Moreover, when a municipality creates an offense against municipal law based upon the same act that constituted an offense against state law, a person tried for violation of the municipal ordinance cannot be prosecuted subsequently for violation of a state criminal statute arising from the same set of facts.[4] Due care should be taken, therefore, to ensure that no person is prosecuted for violating a municipal ordinance in these cases where the same actions or facts form the basis for prosecution under the more serious state criminal statutes.

In AGO 81-76, this office considered whether a municipality possesses the authority to impose penalties for violations of municipal ordinances and, if so, what limitations are placed upon the exercise of that authority. It was concluded that, under the home rule powers granted by s. 2(b), Art. VIII, State Const., and Ch. 166, F.S., municipalities have the power through enactment of ordinances, enforceable as local law, to prescribe penalties for violations of their ordinances. This office found no statutory or constitutional limitations upon the severity of a penalty imposed for violation of a municipal ordinance and concluded that any limitations on the power or severity of a penalty would be left to the discretion of the legislative body of the municipality.

I have no found, nor have you provided, any statutory or constitutional limitation on a municipality’s power to prescribe penalties for violation of its municipal ordinances.
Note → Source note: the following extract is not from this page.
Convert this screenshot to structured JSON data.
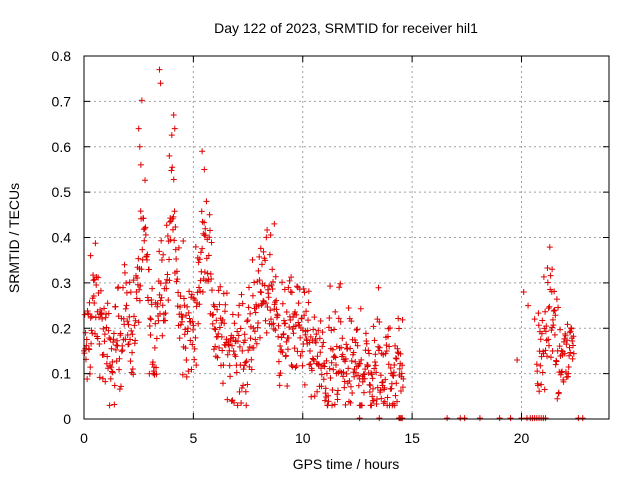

As was noted in AGO 81-76, however, it would appear that the limitations on fines in Chs. 316 and 318, F.S., and for convictions of misdemeanors of the second degree in ss. 775.082 and 775.083, F.S., would serve as guidelines for any penalty imposed for violation of a municipal ordinance.

In light of the conclusions reached in AGO 81-76 and the absence of any statutory or constitutional limitations, it is my opinion that a municipality, within its governing body’s discretion, may prescribe penalties for violation of its municipal ordinances.

Sincerely,

Robert A. Butterworth Attorney General

(ls)

[1] Section 166.021(1), F.S., implementing s. 2(b), Art. VIII, State Const.
[2] See, AGO 74-240. See also, AGO 78-111, recognizing that a municipality by ordinance may adopt state criminal or penal statutes by reference and receive the fines and forfeitures and civil penalties generated from violations of such ordinance.
[3] Cf., s. 775.08(4), F.S., providing that `[t]he term `crime’ shall mean a felony or misdemeanor.’ and s. 775.08(2), F.S., providing that “mis-demeanor’ shall not mean a conviction for any violation of any provision of chapter 316 or any municipal or county ordinance.’
[4] Attorney General Opinion 78-111, discussing the holding in Waller v. Florida, 397 U.S. 387 (1970) (prosecution for violation of a municipal ordinance bars subsequent prosecution for violation).